In the Proveris case, Proveris owned a patent for an aerosol spray apparatus that can be used to deliver measured drug doses in nasal spray pumps or inhalers. InnovaSystems made and sold a device called an optical spray analyzer (OSA), which it sold to companies to deliver aerosol doses of drug products. Innova’s OSA was used in several FDA submissions as the delivery device for aerosol doses of the drug products. The OSA itself, however, was not subject to FDA review or approval. Proveris claimed that the use of Innova’s OSA to deliver aerosol doses of drug products infringed its patent. Innova argued that because the OSA was manufactured for use with FDA-approved drugs, its activities fell within the safe harbor provision. The court did not agree.

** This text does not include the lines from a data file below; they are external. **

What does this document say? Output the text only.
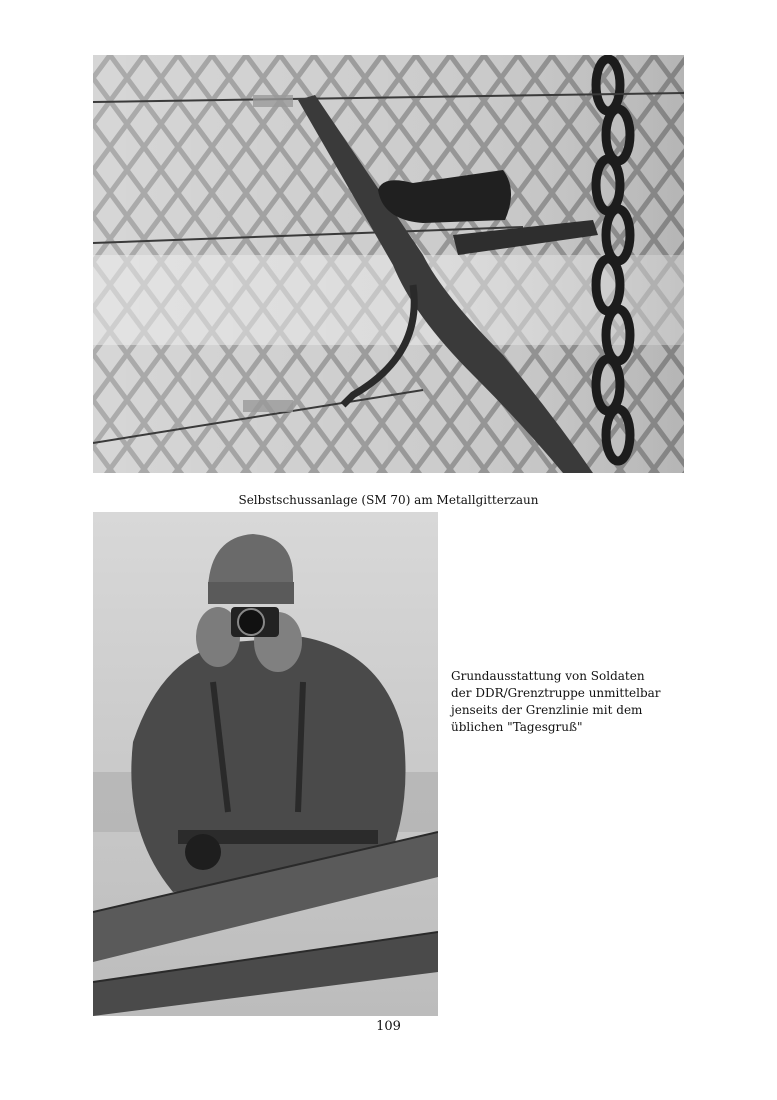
Selbstschussanlage (SM 70) am Metallgitterzaun
Grundausstattung von Soldaten
der DDR/Grenztruppe unmittelbar
jenseits der Grenzlinie mit dem
üblichen "Tagesgruß"
109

It is undisputed that experimentation with patented medical devices is eligible for protection under the safe harbor provision (see Eli Lilly (496 U.S. at 672–679)). This is not, however, a blanket protection. The experimentation must still be “reasonably related to the development and submission of information under a Federal law.”¹⁷ If the device itself is not subject to FDA approval, experimentation with that device is not a reasonably related use protected by the safe harbor provision.

The Hatch–Waxman Act addressed two distortions (discussed above): the loss of time for regulatory approval at the front end of the patent life and the gain of time at the end of the patent from the delay in gaining generic FDA approval. Because neither distortion was applicable, the safe harbor did not exempt Innova’s work.

For Innova, the OSA did not need to be reviewed or approved by the FDA. Only the drug products it delivered were subject to FDA review and approval. Thus, there was no delay as a result of FDA approval that had to be addressed. For Proveris, there was also no FDA approval barrier to overcome. Any aerosol delivery products it made also did not need FDA approval. Without a need for FDA approval of its products, Proveris did not lose any time off the life of the patent as a result of regulatory approval.

Based on the logic of Proveris, it appears that if FDA approval is not required to make, use, or sell a medical device, any activities to make, use, or sell that device are unlikely to be exempted.

At the present time, any analysis regarding the use of research tool patents should focus on what experimentation will be performed. Basic scientific research to screen for potential compounds will not be an exempted use. Using research tools for focused preclinical tests, clinical testing, or required postapproval FDA testing is more likely to be exempt than a use to broadly screen for potential compounds or to conduct non-FDA-mandated postapproval activities.

FUTURE PERSPECTIVES

Although there is some ambiguity in the law, there are several actions that can be taken to aid in the protection of certain types of experiments from patent infringement liability. First, formulating an early action plan with the end goal being submission to the FDA may allow companies to assert that at least some aspects of the work were reasonably related to develop information to submit to the FDA. Second, having an FDA mandate for the experimentation, whether that be via direct request to the FDA or based on specific FDA regulations, may also be a factor in determining whether the experimentation is exempt. Third, companies that wish to assert an experimental use exemption when screening multiple compounds should have a clear understanding of the biological properties and physiological action of those compounds prior to testing. Finally, the experiments and reasons for the experiments should be properly documented in the event that it becomes necessary to show that the experiments were reasonably related to information submitted to the FDA.